Die Orientalistik gilt heute als exotisches Orchideenfach. Dieses Urteil kursierte bereits im 19. Jahrhundert. Trotzdem gehörte das Fach bis zum Ersten Weltkrieg zur festen Grundausstattung der Philosophischen Fakultäten. Die vorliegende Studie geht daher der Frage nach, wie es der Orientalistik in Deutschland gelang, sich im Geflecht von Wissenschaft, Politik und Öffentlichkeit an den Universitäten nicht nur zu etablieren, sondern langfristig zu verankern. Wie gingen die deutschen Orientalisten mit dem Vorwurf um, eine "Luxuswissenschaft" zu sein, und worin begründete sich dieser?
Rezensionsnotiz zu
Neue Zürcher Zeitung, 20.11.2004
In ihrer "exzellenten Studie", so der mit "wgs" zeichnende Rezensent, zeichnet Sabine Mangold die Geschichte der europäischen Orientalistik zwischen 1800 und 1914 nach und macht deutlich, welche Sonderstellung dabei die deutsche Orientalistik einnimmt.

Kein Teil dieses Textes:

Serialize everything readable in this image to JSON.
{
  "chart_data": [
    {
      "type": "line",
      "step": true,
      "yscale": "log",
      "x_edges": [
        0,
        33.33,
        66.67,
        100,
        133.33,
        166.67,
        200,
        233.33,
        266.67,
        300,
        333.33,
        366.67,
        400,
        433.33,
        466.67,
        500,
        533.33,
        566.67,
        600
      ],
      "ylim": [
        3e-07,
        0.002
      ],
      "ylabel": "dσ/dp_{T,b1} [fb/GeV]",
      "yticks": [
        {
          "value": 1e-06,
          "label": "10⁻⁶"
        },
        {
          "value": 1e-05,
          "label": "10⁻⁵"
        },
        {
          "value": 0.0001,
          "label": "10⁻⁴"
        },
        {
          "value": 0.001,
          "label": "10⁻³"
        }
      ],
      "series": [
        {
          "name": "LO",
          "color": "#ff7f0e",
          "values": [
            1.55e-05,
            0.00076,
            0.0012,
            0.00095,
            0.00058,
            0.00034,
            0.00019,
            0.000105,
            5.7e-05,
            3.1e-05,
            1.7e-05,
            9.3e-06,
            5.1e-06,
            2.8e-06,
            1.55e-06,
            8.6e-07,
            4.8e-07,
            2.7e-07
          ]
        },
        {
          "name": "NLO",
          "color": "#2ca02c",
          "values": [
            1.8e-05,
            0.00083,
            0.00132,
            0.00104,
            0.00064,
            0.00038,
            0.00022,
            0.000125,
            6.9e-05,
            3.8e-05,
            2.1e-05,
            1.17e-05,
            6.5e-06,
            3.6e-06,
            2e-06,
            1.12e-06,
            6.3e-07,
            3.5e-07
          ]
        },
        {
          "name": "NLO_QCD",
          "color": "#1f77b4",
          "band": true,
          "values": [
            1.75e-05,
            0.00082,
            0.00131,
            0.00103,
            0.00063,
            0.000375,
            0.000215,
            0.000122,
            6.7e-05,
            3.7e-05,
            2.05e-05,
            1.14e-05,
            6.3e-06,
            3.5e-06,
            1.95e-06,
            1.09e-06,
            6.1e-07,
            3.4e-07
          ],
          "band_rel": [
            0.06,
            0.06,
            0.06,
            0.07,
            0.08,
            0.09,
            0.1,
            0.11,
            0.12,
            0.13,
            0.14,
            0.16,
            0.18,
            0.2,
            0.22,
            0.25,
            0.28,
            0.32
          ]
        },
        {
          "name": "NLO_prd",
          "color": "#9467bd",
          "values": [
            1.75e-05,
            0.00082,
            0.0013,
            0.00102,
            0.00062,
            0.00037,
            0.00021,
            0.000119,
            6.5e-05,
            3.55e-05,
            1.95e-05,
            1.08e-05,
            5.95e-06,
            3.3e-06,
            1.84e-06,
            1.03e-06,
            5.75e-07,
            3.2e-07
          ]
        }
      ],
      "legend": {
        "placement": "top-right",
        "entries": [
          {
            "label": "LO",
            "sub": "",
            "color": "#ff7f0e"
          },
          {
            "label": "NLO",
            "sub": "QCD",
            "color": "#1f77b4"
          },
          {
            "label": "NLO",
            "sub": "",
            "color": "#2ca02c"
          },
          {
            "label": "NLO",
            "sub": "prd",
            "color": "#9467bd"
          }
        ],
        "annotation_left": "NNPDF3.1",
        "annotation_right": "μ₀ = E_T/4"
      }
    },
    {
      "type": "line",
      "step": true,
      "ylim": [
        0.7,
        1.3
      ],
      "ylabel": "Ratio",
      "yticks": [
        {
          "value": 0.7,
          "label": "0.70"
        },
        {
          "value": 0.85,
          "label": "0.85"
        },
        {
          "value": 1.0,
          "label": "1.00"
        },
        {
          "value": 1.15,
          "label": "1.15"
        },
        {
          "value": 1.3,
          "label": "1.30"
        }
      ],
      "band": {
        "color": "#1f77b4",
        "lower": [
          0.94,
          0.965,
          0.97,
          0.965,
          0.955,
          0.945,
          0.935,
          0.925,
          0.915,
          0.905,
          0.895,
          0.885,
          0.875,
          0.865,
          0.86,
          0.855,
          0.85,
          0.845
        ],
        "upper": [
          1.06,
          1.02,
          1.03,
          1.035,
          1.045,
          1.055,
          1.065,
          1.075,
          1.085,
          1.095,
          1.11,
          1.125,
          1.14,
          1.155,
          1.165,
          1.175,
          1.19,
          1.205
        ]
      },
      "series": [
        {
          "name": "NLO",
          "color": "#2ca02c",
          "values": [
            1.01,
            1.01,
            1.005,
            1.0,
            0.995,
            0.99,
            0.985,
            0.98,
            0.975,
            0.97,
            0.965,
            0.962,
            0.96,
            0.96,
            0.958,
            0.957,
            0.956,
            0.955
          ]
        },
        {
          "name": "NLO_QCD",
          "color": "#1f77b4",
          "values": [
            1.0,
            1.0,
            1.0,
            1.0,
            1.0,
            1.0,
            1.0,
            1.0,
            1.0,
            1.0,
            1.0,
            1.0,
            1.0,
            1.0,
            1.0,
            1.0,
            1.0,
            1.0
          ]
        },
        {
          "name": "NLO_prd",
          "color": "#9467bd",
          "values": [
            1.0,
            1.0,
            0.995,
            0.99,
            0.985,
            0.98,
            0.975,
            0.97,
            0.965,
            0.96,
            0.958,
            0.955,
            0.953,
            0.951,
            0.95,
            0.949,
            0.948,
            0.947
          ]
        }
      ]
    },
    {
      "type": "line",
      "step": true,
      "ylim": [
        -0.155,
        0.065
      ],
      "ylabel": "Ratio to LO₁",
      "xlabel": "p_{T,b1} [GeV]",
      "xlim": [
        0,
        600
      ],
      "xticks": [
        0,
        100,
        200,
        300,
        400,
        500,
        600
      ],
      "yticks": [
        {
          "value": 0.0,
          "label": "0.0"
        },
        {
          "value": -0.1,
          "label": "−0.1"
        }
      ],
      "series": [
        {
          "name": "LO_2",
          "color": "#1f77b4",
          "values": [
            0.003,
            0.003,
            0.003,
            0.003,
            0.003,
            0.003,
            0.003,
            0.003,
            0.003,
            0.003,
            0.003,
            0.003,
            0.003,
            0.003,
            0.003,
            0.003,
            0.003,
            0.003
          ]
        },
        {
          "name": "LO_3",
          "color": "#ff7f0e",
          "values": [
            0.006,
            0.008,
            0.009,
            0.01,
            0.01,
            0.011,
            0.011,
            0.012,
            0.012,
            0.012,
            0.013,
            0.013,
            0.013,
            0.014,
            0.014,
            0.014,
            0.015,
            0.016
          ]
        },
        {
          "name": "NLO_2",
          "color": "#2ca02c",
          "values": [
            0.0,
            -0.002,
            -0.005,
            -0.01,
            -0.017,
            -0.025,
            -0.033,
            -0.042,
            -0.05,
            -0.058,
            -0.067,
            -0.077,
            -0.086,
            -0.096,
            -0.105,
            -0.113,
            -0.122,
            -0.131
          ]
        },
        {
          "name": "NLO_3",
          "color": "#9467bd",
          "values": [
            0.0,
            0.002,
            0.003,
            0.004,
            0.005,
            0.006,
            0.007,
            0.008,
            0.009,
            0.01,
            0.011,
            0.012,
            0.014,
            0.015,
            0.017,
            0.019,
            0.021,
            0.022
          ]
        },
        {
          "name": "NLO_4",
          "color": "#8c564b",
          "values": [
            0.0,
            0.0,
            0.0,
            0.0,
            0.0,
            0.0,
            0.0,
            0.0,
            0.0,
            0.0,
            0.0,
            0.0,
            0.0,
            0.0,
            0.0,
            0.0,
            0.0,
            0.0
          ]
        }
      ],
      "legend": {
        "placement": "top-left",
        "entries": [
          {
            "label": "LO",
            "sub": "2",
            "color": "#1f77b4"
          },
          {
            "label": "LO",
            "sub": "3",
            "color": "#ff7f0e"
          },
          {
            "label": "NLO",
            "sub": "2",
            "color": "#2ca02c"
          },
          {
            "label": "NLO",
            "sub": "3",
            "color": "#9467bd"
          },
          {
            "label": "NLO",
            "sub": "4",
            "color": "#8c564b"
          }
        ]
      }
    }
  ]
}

In der Tat, so der Rezensent, sei die deutsche Beschäftigung mit dem Orient mehr im Sinne eines "von Politik und Macht freien Strebens nach humanistischer Aufklärung" verlaufen, im Gegensatz zu den eher "kolonialen Zielen" der französischen oder britischen Orientalistik. Diese deutsche Besonderheit spiegele sich zum Beispiel auf der zum 25-jährigen Bestehen der Deutschen Morgenländischen Gesellschaft angefertigten Medaille: "Die eichenbekränzte Germania reicht die Fackel der Wahrheit dem muskulösen Orientalen, der, unter seiner Palme auf einem Löwen dösend, erwacht." Hier werde der Orientale nicht "gebieterisch verklärt, feminisiert und penetriert", wie es außerhalb Deutschlands der Fall war. Was allerdings zu kurz kommt, so der einzige Kritikpunkt des Rezensenten, ist der Wandel, der mit 1914 einsetzt, als die Islamforschung mit aufrührerischen Wissenschaftlern wie Carl Heinrich Becker ihre Unschuld verliert.